Das Leben in der Auferstehung (1)
Die Auferstehung Jesu bedeutet weit mehr, als dass ein Toter wieder lebendig wurde. Sie eröffnet einen völlig neuen Abschnitt in Gottes Handeln mit den Menschen: Der Sohn kehrt nicht einfach zum Vater zurück, sondern kommt zugleich in einer neuen Weise zu seinen Jüngern. Zwischen Grab und Himmelfahrt entfaltet sich ein leises, aber gewaltiges Geheimnis: Christus erscheint, steigt zum Vater auf, kehrt zurück und haucht seinen Jüngern den Geist ein. Wer diese Linie erkennt, entdeckt, dass Auferstehung nicht nur ein Ereignis der Vergangenheit ist, sondern eine gegenwärtige Lebenswirklichkeit in der Gemeinschaft mit dem auferstandenen Herrn.
Der Auferstandene und die neue Familie Gottes
Im Garten am leeren Grab geschieht etwas, das die ganze Beziehung zwischen Gott und den Menschen neu ordnet. Maria von Magdala steht weinend vor dem Grab, gefangen in Schmerz und Ratlosigkeit, als der Auferstandene sie anspricht und beim Namen ruft. In diesem zutiefst persönlichen Augenblick öffnet Jesus ihr den Blick für das tiefste Ergebnis der Auferstehung: „Geh aber hin zu meinen Brüdern und sprich zu ihnen: Ich fahre auf zu meinem Vater und eurem Vater und zu meinem Gott und eurem Gott“ (Johannes 20:17). Zum ersten Mal nennt er die Jünger „meine Brüder“. Der, der als einziger, eingeborener Sohn vom Vater her kam, stellt sich nun neben sie und spricht von „meinem“ und „eurem“ Vater. Die Distanz zwischen dem einzigartigen Sohn und den schwachen Nachfolgern bleibt in seiner Herrlichkeit bestehen, doch innerhalb dieser Spannung ereignet sich etwas Neues: Er teilt seine Beziehung zum Vater mit ihnen.

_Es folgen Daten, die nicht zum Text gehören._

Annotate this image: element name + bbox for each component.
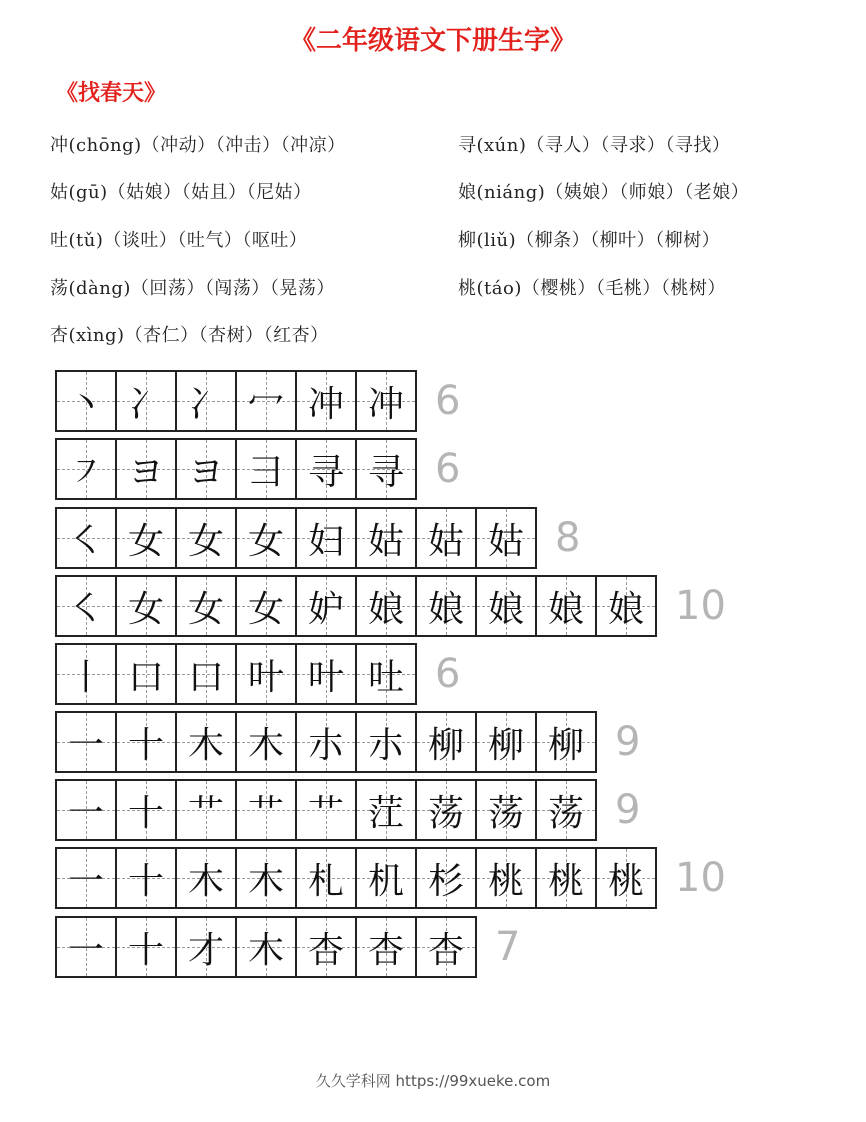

Als der Herr Maria erschien, entfaltete Er die Offenbarung des Ergebnisses Seiner Auferstehung – die „Brüder“ und den „Vater“ (20:17). Das ist die Offenbarung der Bruderschaft und der Vaterschaft. In Seiner Auferstehung sind alle Seine Jünger zu Seinen Brüdern geworden, und Sein Vater ist ihr Vater geworden. (Witness Lee, Life-Study of John, Botschaft sechsundvierzig, S. 552)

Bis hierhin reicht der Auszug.